This week, global markets have been boosted by renewed hopes of a peace deal between the US and Iran. On Wednesday indices across the UK and Europe jumped 2-3% while the S&P 500 in the US reached a new record high. Trump said he was pausing “Project Freedom”, his operation to protect ships moving through the strait, to enable a “complete and final agreement” with Tehran. Fresh hopes that the Strait of Hormuz could reopen pushed oil prices sharply lower, with crude briefly falling below $100 per barrel as concerns over supply disruptions eased. In the UK market, particularly, the improvement in sentiment supported most major equity sectors, with energy stocks the notable exception, reflecting the decline in crude prices.
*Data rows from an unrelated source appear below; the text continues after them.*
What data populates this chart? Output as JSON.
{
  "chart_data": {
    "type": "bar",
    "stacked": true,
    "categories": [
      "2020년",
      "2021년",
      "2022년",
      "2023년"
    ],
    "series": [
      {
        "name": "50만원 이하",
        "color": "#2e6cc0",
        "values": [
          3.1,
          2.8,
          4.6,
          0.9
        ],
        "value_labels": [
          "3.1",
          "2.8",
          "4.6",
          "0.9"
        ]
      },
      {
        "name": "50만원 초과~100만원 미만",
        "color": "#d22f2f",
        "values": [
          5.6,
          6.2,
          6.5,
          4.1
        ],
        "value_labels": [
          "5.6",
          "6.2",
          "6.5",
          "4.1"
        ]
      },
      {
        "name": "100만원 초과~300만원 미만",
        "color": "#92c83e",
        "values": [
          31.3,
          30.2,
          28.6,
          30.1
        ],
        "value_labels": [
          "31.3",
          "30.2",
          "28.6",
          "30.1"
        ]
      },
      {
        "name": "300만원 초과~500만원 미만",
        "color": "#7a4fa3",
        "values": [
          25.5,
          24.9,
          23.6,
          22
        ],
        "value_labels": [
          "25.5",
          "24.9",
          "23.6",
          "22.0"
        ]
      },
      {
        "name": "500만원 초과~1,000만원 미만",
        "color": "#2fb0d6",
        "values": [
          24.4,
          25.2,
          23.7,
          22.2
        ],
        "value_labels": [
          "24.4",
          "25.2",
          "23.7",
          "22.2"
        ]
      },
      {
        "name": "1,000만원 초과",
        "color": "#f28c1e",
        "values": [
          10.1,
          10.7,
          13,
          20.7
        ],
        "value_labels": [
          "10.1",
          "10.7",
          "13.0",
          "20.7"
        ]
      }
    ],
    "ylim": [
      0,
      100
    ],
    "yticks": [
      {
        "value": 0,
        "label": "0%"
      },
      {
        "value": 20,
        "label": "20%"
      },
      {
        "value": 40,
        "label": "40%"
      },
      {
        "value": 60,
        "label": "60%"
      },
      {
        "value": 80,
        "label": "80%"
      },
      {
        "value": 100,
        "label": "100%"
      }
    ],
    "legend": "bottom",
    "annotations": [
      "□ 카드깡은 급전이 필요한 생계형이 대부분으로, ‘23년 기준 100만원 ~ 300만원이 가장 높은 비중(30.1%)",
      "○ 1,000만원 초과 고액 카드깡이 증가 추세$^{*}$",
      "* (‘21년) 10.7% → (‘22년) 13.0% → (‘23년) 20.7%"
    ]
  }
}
Commenting on the negotiations, the US president posted on his Truth Social platform that if Iran agrees to the deal, then the current conflict will come to a swift end and passage through the critical Strait of Hormuz will immediately resume but if they do not military action will resume with heightened intensity. The latter comments were broadly shrugged off by global traders, particularly in Asia where the Nikkei touched new highs on Thursday. We may still see periods of back‑and‑forth before a deal is ultimately reached; however, the fact that both sides remain in active dialogue is encouraging and suggests the situation is moving toward a resolution.
Corporate earnings have continued to deliver in the first quarter, helping sustain market momentum despite heightened geopolitical tensions. AMD, the multinational semiconductor company, exceeded expectations as demand drove a 38% year‑on‑year increase in revenues, underpinned by strong data‑centre growth. Walt Disney and Uber also beat forecasts, highlighting the underlying strength of corporate fundamentals. In the UK, Shell posted above‑forecast first‑quarter profits of $6.9bn and announced a $3.0bn share buyback alongside a 5% dividend increase, reflecting elevated energy prices following the US‑Iran conflict.
Today, voters across the UK will head to the polls for local elections, an event that investors are monitoring closely for signs of growing political pressure on Prime Minister Keir Starmer and the governing Labour Party. Market participants are particularly focused on whether Labour suffers heavy losses, which could fuel speculation that confidence in Starmer’s leadership is beginning to weaken among MPs and party officials. Despite the political uncertainty, however, much of the negative sentiment appears to have already been reflected in UK government bonds, or gilts.
Later this week, we’ll also get US non‑farm payrolls, the latest unemployment figures, and more earnings updates from major companies including Toyota and Sony.